Фронт уже приближался, людей было в поселке мало. Мы копали картошку, пекли на костре. В огородах была репа, морковь, лук. В садах – яблоки. Иногда даже угощали нас парным молоком, но редко, так как скот весь угнали. Становилось прохладно. Мы встречали группы солдат, которые рыли окопы или зарывали в землю зенитки против танков. Солдаты тоже нас подкармливали кашей, если была рядом полевая кухня. А мы все, кто остался, помогали им рыть окопы и траншеи.
В какой-то день нам говорят: “Всё, собирайтесь, завтра плывем в Москву”. – “Как плывем, на чем?” – “На барже”. Мы заорали: “Ура! Плывем!!!” Встали затемно, сели на грузовики и поехали. Но по дороге что-то сломалось, долго чинили. Рядом было сельпо, во дворе ящики ситро и лимонада. Облились до одури, пока чинились.

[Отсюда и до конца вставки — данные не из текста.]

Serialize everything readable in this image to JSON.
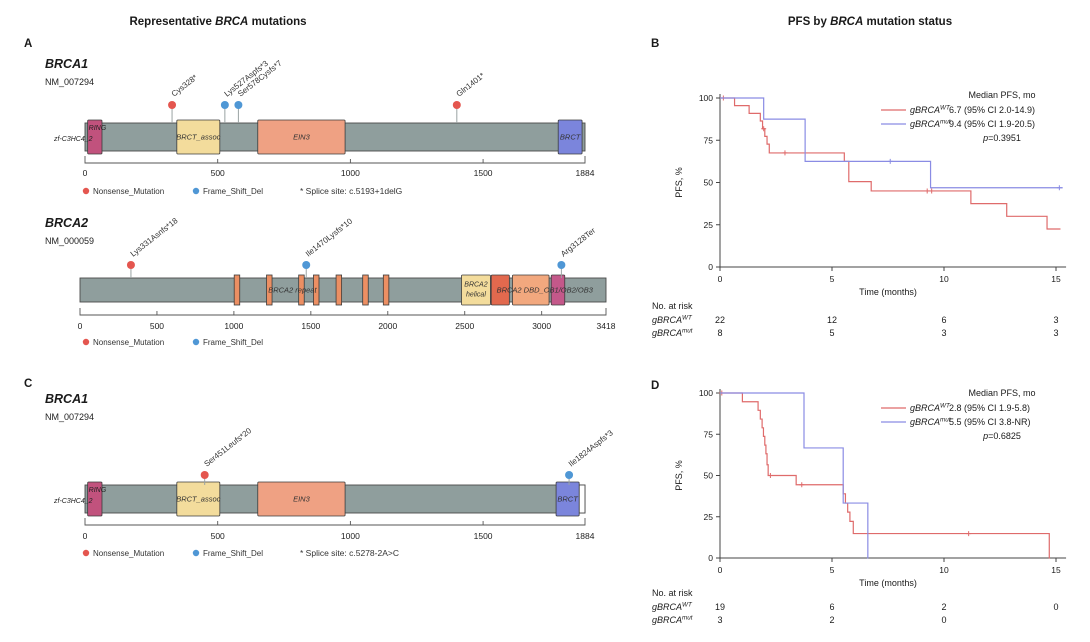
{
  "titles": {
    "left": {
      "prefix": "Representative ",
      "italic": "BRCA",
      "suffix": " mutations"
    },
    "right": {
      "prefix": "PFS by ",
      "italic": "BRCA",
      "suffix": " mutation status"
    }
  },
  "panel_labels": [
    "A",
    "B",
    "C",
    "D"
  ],
  "palette": {
    "nonsense": "#e4564f",
    "frameshift": "#4f97d5",
    "km_wt": "#df6b6b",
    "km_mut": "#8a8ce4",
    "bar": "#8f9e9d",
    "bar_border": "#4a4a4a",
    "domain_border": "#3c3c3c",
    "stem": "#9aa3a3",
    "axis": "#555555",
    "text": "#1a1a1a"
  },
  "chart_data": [
    {
      "type": "lollipop",
      "panel": "A",
      "gene": "BRCA1",
      "transcript": "NM_007294",
      "protein_length": 1884,
      "axis_ticks": [
        0,
        500,
        1000,
        1500,
        1884
      ],
      "domain_side_label": "zf-C3HC4_2",
      "domains": [
        {
          "label": "RING",
          "start": 10,
          "end": 64,
          "color": "#c1527d"
        },
        {
          "label": "BRCT_assoc",
          "start": 346,
          "end": 508,
          "color": "#f3dc9c"
        },
        {
          "label": "EIN3",
          "start": 651,
          "end": 980,
          "color": "#efa183"
        },
        {
          "label": "BRCT",
          "start": 1783,
          "end": 1873,
          "color": "#7b85dc"
        }
      ],
      "mutations": [
        {
          "label": "Cys328*",
          "position": 328,
          "type": "nonsense"
        },
        {
          "label": "Lys527Aspfs*3",
          "position": 527,
          "type": "frameshift"
        },
        {
          "label": "Ser578Cysfs*7",
          "position": 578,
          "type": "frameshift"
        },
        {
          "label": "Gln1401*",
          "position": 1401,
          "type": "nonsense"
        }
      ],
      "legend": [
        {
          "type": "nonsense",
          "label": "Nonsense_Mutation"
        },
        {
          "type": "frameshift",
          "label": "Frame_Shift_Del"
        }
      ],
      "note": "* Splice site: c.5193+1delG"
    },
    {
      "type": "lollipop",
      "panel": "A",
      "gene": "BRCA2",
      "transcript": "NM_000059",
      "protein_length": 3418,
      "axis_ticks": [
        0,
        500,
        1000,
        1500,
        2000,
        2500,
        3000,
        3418
      ],
      "repeats": {
        "label": "BRCA2 repeat",
        "label_at": 1380,
        "positions": [
          1002,
          1212,
          1421,
          1517,
          1664,
          1837,
          1971
        ],
        "width": 36,
        "color": "#ec8f63"
      },
      "domains": [
        {
          "label": "BRCA2",
          "label2": "helical",
          "start": 2479,
          "end": 2667,
          "color": "#f3dc9c"
        },
        {
          "label": "",
          "start": 2672,
          "end": 2790,
          "color": "#e2694e"
        },
        {
          "label": "",
          "start": 2810,
          "end": 3048,
          "color": "#f2a87e"
        },
        {
          "label": "",
          "start": 3062,
          "end": 3150,
          "color": "#c4588a"
        }
      ],
      "span_label": {
        "text": "BRCA2 DBD_OB1/OB2/OB3",
        "center": 3020
      },
      "mutations": [
        {
          "label": "Lys331Asnfs*18",
          "position": 331,
          "type": "nonsense"
        },
        {
          "label": "Ile1470Lysfs*10",
          "position": 1470,
          "type": "frameshift"
        },
        {
          "label": "Arg3128Ter",
          "position": 3128,
          "type": "frameshift"
        }
      ],
      "legend": [
        {
          "type": "nonsense",
          "label": "Nonsense_Mutation"
        },
        {
          "type": "frameshift",
          "label": "Frame_Shift_Del"
        }
      ],
      "note": null
    },
    {
      "type": "km",
      "panel": "B",
      "ylabel": "PFS, %",
      "xlabel": "Time (months)",
      "yticks": [
        0,
        25,
        50,
        75,
        100
      ],
      "xticks": [
        0,
        5,
        10,
        15
      ],
      "legend_title": "Median PFS, mo",
      "pvalue": "0.3951",
      "series": [
        {
          "name": {
            "prefix": "g",
            "gene": "BRCA",
            "sup": "WT"
          },
          "color_key": "km_wt",
          "median": "6.7 (95% CI 2.0-14.9)",
          "steps": [
            [
              0,
              100
            ],
            [
              0.65,
              95.5
            ],
            [
              1.3,
              90.9
            ],
            [
              1.8,
              86.4
            ],
            [
              1.9,
              81.8
            ],
            [
              2.0,
              77.3
            ],
            [
              2.1,
              72.7
            ],
            [
              2.2,
              67.5
            ],
            [
              5.55,
              62.5
            ],
            [
              5.75,
              50.5
            ],
            [
              6.75,
              45.0
            ],
            [
              11.2,
              37.5
            ],
            [
              12.8,
              30.0
            ],
            [
              14.6,
              22.5
            ]
          ],
          "end": 15.2,
          "censors": [
            [
              0.15,
              100
            ],
            [
              1.95,
              81.8
            ],
            [
              2.9,
              67.5
            ],
            [
              9.25,
              45.0
            ],
            [
              9.45,
              45.0
            ]
          ]
        },
        {
          "name": {
            "prefix": "g",
            "gene": "BRCA",
            "sup": "mut"
          },
          "color_key": "km_mut",
          "median": "9.4 (95% CI 1.9-20.5)",
          "steps": [
            [
              0,
              100
            ],
            [
              1.95,
              87.5
            ],
            [
              3.8,
              62.5
            ],
            [
              9.4,
              46.9
            ]
          ],
          "end": 15.3,
          "censors": [
            [
              7.6,
              62.5
            ],
            [
              15.15,
              46.9
            ]
          ]
        }
      ],
      "at_risk": {
        "title": "No. at risk",
        "rows": [
          {
            "name": {
              "prefix": "g",
              "gene": "BRCA",
              "sup": "WT"
            },
            "values": [
              "22",
              "12",
              "6",
              "3"
            ]
          },
          {
            "name": {
              "prefix": "g",
              "gene": "BRCA",
              "sup": "mut"
            },
            "values": [
              "8",
              "5",
              "3",
              "3"
            ]
          }
        ]
      }
    },
    {
      "type": "lollipop",
      "panel": "C",
      "gene": "BRCA1",
      "transcript": "NM_007294",
      "protein_length": 1884,
      "axis_ticks": [
        0,
        500,
        1000,
        1500,
        1884
      ],
      "domain_side_label": "zf-C3HC4_2",
      "white_cap": {
        "start": 1862,
        "end": 1884
      },
      "domains": [
        {
          "label": "RING",
          "start": 10,
          "end": 64,
          "color": "#c1527d"
        },
        {
          "label": "BRCT_assoc",
          "start": 346,
          "end": 508,
          "color": "#f3dc9c"
        },
        {
          "label": "EIN3",
          "start": 651,
          "end": 980,
          "color": "#efa183"
        },
        {
          "label": "BRCT",
          "start": 1775,
          "end": 1862,
          "color": "#7b85dc"
        }
      ],
      "mutations": [
        {
          "label": "Ser451Leufs*20",
          "position": 451,
          "type": "nonsense"
        },
        {
          "label": "Ile1824Aspfs*3",
          "position": 1824,
          "type": "frameshift"
        }
      ],
      "legend": [
        {
          "type": "nonsense",
          "label": "Nonsense_Mutation"
        },
        {
          "type": "frameshift",
          "label": "Frame_Shift_Del"
        }
      ],
      "note": "* Splice site: c.5278-2A>C"
    },
    {
      "type": "km",
      "panel": "D",
      "ylabel": "PFS, %",
      "xlabel": "Time (months)",
      "yticks": [
        0,
        25,
        50,
        75,
        100
      ],
      "xticks": [
        0,
        5,
        10,
        15
      ],
      "legend_title": "Median PFS, mo",
      "pvalue": "0.6825",
      "series": [
        {
          "name": {
            "prefix": "g",
            "gene": "BRCA",
            "sup": "WT"
          },
          "color_key": "km_wt",
          "median": "2.8 (95% CI 1.9-5.8)",
          "steps": [
            [
              0,
              100
            ],
            [
              1.0,
              94.7
            ],
            [
              1.7,
              89.5
            ],
            [
              1.8,
              84.2
            ],
            [
              1.88,
              78.9
            ],
            [
              1.94,
              73.7
            ],
            [
              2.0,
              68.4
            ],
            [
              2.05,
              63.2
            ],
            [
              2.1,
              56.5
            ],
            [
              2.15,
              50.0
            ],
            [
              3.4,
              44.4
            ],
            [
              5.5,
              38.9
            ],
            [
              5.6,
              33.3
            ],
            [
              5.7,
              27.8
            ],
            [
              5.8,
              22.2
            ],
            [
              5.95,
              14.8
            ],
            [
              14.7,
              0
            ]
          ],
          "end": 14.72,
          "censors": [
            [
              0.08,
              100
            ],
            [
              2.25,
              50.0
            ],
            [
              3.65,
              44.4
            ],
            [
              11.1,
              14.8
            ]
          ]
        },
        {
          "name": {
            "prefix": "g",
            "gene": "BRCA",
            "sup": "mut"
          },
          "color_key": "km_mut",
          "median": "5.5 (95% CI 3.8-NR)",
          "steps": [
            [
              0,
              100
            ],
            [
              3.75,
              66.7
            ],
            [
              5.5,
              33.3
            ],
            [
              6.6,
              0
            ]
          ],
          "end": 6.62,
          "censors": []
        }
      ],
      "at_risk": {
        "title": "No. at risk",
        "rows": [
          {
            "name": {
              "prefix": "g",
              "gene": "BRCA",
              "sup": "WT"
            },
            "values": [
              "19",
              "6",
              "2",
              "0"
            ]
          },
          {
            "name": {
              "prefix": "g",
              "gene": "BRCA",
              "sup": "mut"
            },
            "values": [
              "3",
              "2",
              "0"
            ]
          }
        ]
      }
    }
  ]
}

Наконец приехали на канал Москва – Волга. Выходим на высокий берег над пристанью и видим внизу черный дым. Сбегаем вниз, навстречу какие-то тетки, кричат: “Детки дорогие, вы в рубашках родились – вашу баржу только что разбомбили!” (Да, мы следили за небом, видели “юнкерсы”.) Выходит, наша поломка и ситро спасли нам жизнь! Вот чудо! В этот момент я впервые подумал, что есть какая-то Судьба, что не все так плохо, что мне что-то еще суждено. В общем, привезли нас в Москву на телегах с ранеными. Шел пешком от Сокола вместе с Кимой, Москву было не узнать: все окна заклеены полосками, на улицах везде рядами стояли ежи, укрепления из мешков, кое-где за ними видно зенитки.